The first video dropped last week and shows a hipster with a laptop on the patio of a café. He's staring balefully into his (recyclable) cup:
"The coffee here sucks," he mutters.
Enter a beautiful black woman who seats herself opposite him.
"You know what else sucks, Todd?" she asks crisply. "Voter suppression!"
She goes on to ask Todd if he's going to vote. Todd says no. The parties don't represent him, he tells her. "The system's broken, am I right?"
Quickly she whips out her cell and calls 911 and informs the police Todd doesn't plan to vote.
(Todd responds by asking her to be in his movie.)
ACRONYM'S Tara McGowan agrees the racial profiling we've seen in a lot of real-life videos posted online is nothing to laugh about. "But I do think that tying that to specific engagement, and using your vote to really make a stand about what kind of country you want to live with, and the direction you want this country to go in? I think that can be really powerful."
The company approached director Malcolm D. Lee (Night School, Girls Trip, The Best Man movies), and it turned out the timing was right. Lee says he'd been thinking about how to become more involved politically. He'd called his elected officials and vented on social media, but wanted to do more.
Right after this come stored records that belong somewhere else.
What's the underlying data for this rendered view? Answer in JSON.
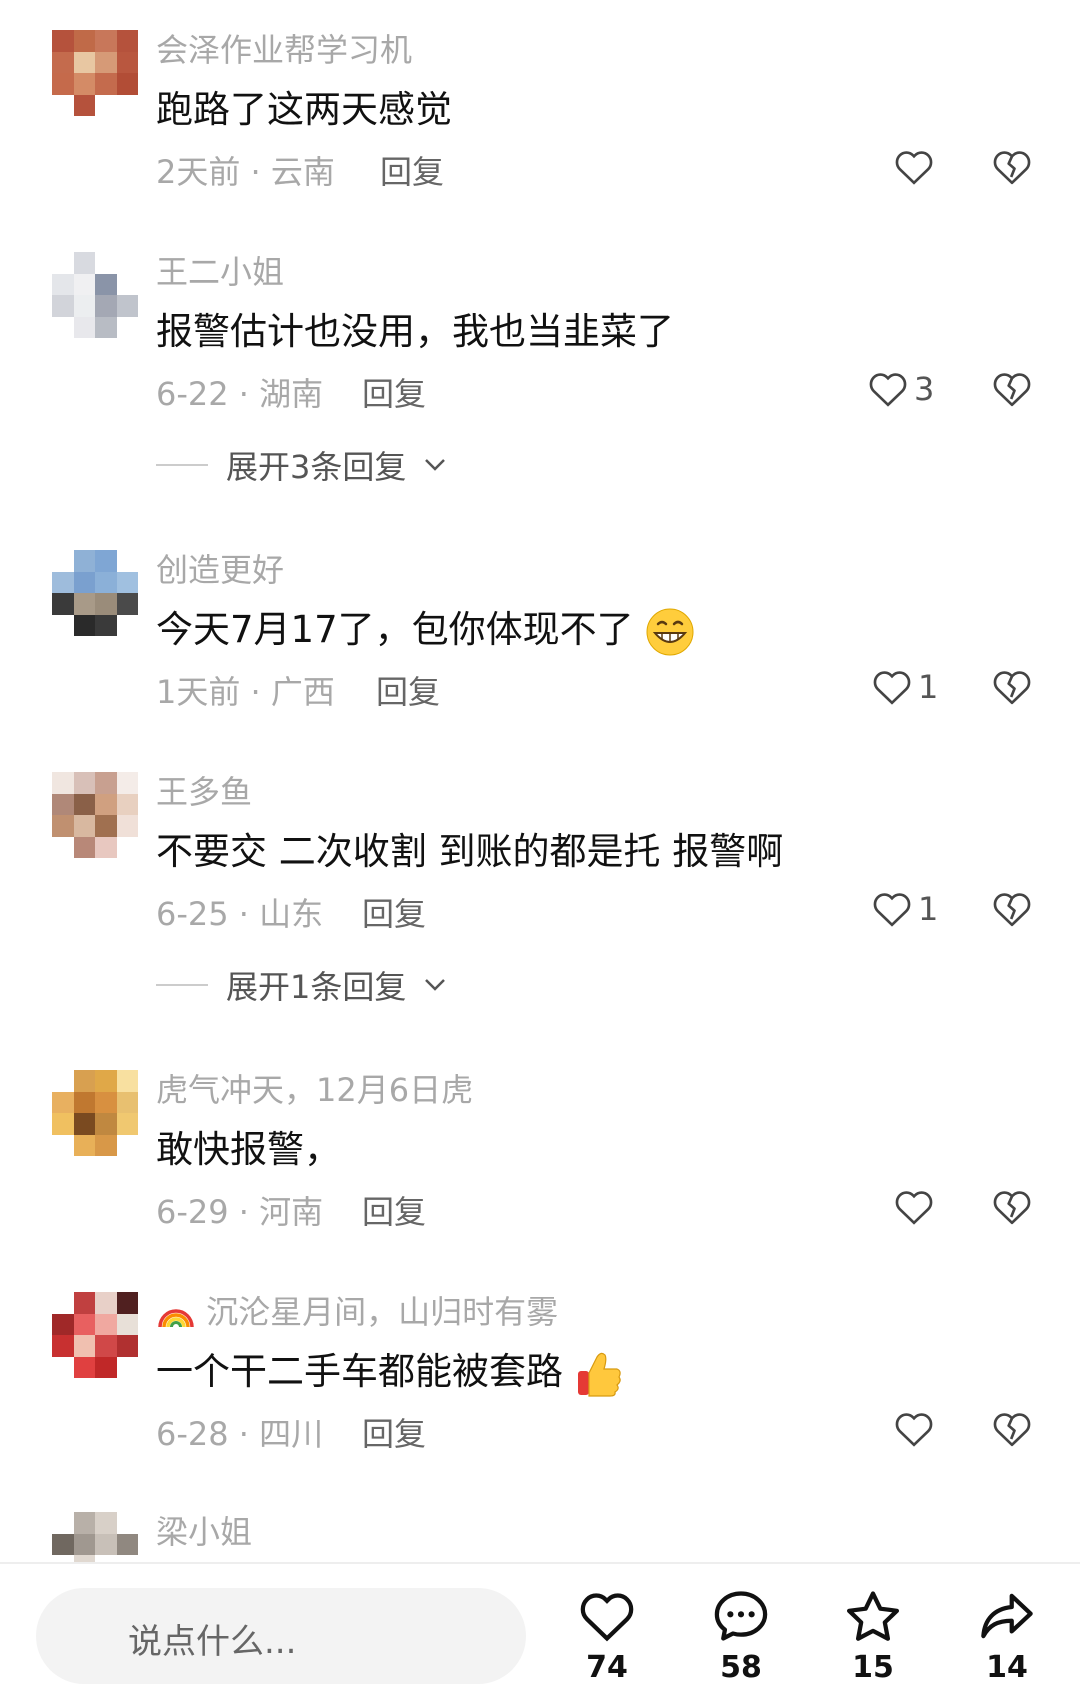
{
  "comments": [
    {
      "name": "会泽作业帮学习机",
      "text": "跑路了这两天感觉",
      "meta": "2天前 · 云南",
      "reply": "回复",
      "likes": ""
    },
    {
      "name": "王二小姐",
      "text": "报警估计也没用，我也当韭菜了",
      "meta": "6-22 · 湖南",
      "reply": "回复",
      "likes": "3",
      "expand": "展开3条回复"
    },
    {
      "name": "创造更好",
      "text": "今天7月17了，包你体现不了",
      "meta": "1天前 · 广西",
      "reply": "回复",
      "likes": "1"
    },
    {
      "name": "王多鱼",
      "text": "不要交 二次收割 到账的都是托 报警啊",
      "meta": "6-25 · 山东",
      "reply": "回复",
      "likes": "1",
      "expand": "展开1条回复"
    },
    {
      "name": "虎气冲天，12月6日虎",
      "text": "敢快报警，",
      "meta": "6-29 · 河南",
      "reply": "回复",
      "likes": ""
    },
    {
      "name": "沉沦星月间，山归时有雾",
      "text": "一个干二手车都能被套路",
      "meta": "6-28 · 四川",
      "reply": "回复",
      "likes": ""
    },
    {
      "name": "梁小姐"
    }
  ],
  "bottom": {
    "input_placeholder": "说点什么...",
    "like_count": "74",
    "comment_count": "58",
    "fav_count": "15",
    "share_count": "14"
  },
  "colors": {
    "muted": "#a8a8a8",
    "text": "#111111",
    "icon": "#444444"
  }
}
The idea of a clever plea to young people to vote appealed to him.
Although ACRONYM does have a distinctly leftward lean, McGowan says they are not advocating for specific candidates. "We are not telling you to vote for somebody in particular. ... But you gotta vote, you gotta get involved in the process."
Lee sat down with ACRONYM'S creative director, Vince Murphy, who is black and originally suggested the call-the-cops idea. There's the coffee-swilling hipster, a suburban mom and a worried black man, played by The Daily Show's Roy Wood Jr., who calls the cops on a group of self-portraitists.
"Excuse me, have y'all made plans to vote in November?" Wood asks.
"Nope," the young women tell him. They also loftily inform the shocked Wood that not voting isn't illegal.
So he calls 911 to report an emergency. "Three white women taking selfies —triple-selfie in progress! Using filters, emojis, same picture over and over again."
Seduce people with laughter — then slip in the truth
Tara McGowan says most of the responses they've received are positive. But even if she gets some negative feedback, she says getting people's attention is half the battle: "If we elicit an emotional response, we think we're doing a pretty good job."
Director Malcolm Lee is convinced humor is the portal for getting people to think seriously about going to the polls. "Once you get people laughing, their mouths are open — you can slip the truth in."
And the truth, Lee says, is that midterm elections count.
"There's not enough people who vote in the midterms," he said. "And those that do get their person in."
Which maybe explains the success of an earlier Knock the Vote campaign, where older voters shrugged off the potential political power of millennials: young people don't vote, they smile. But we do: Every. Single. Election. The message is clear: you want change? Then go to the polls and vote for it.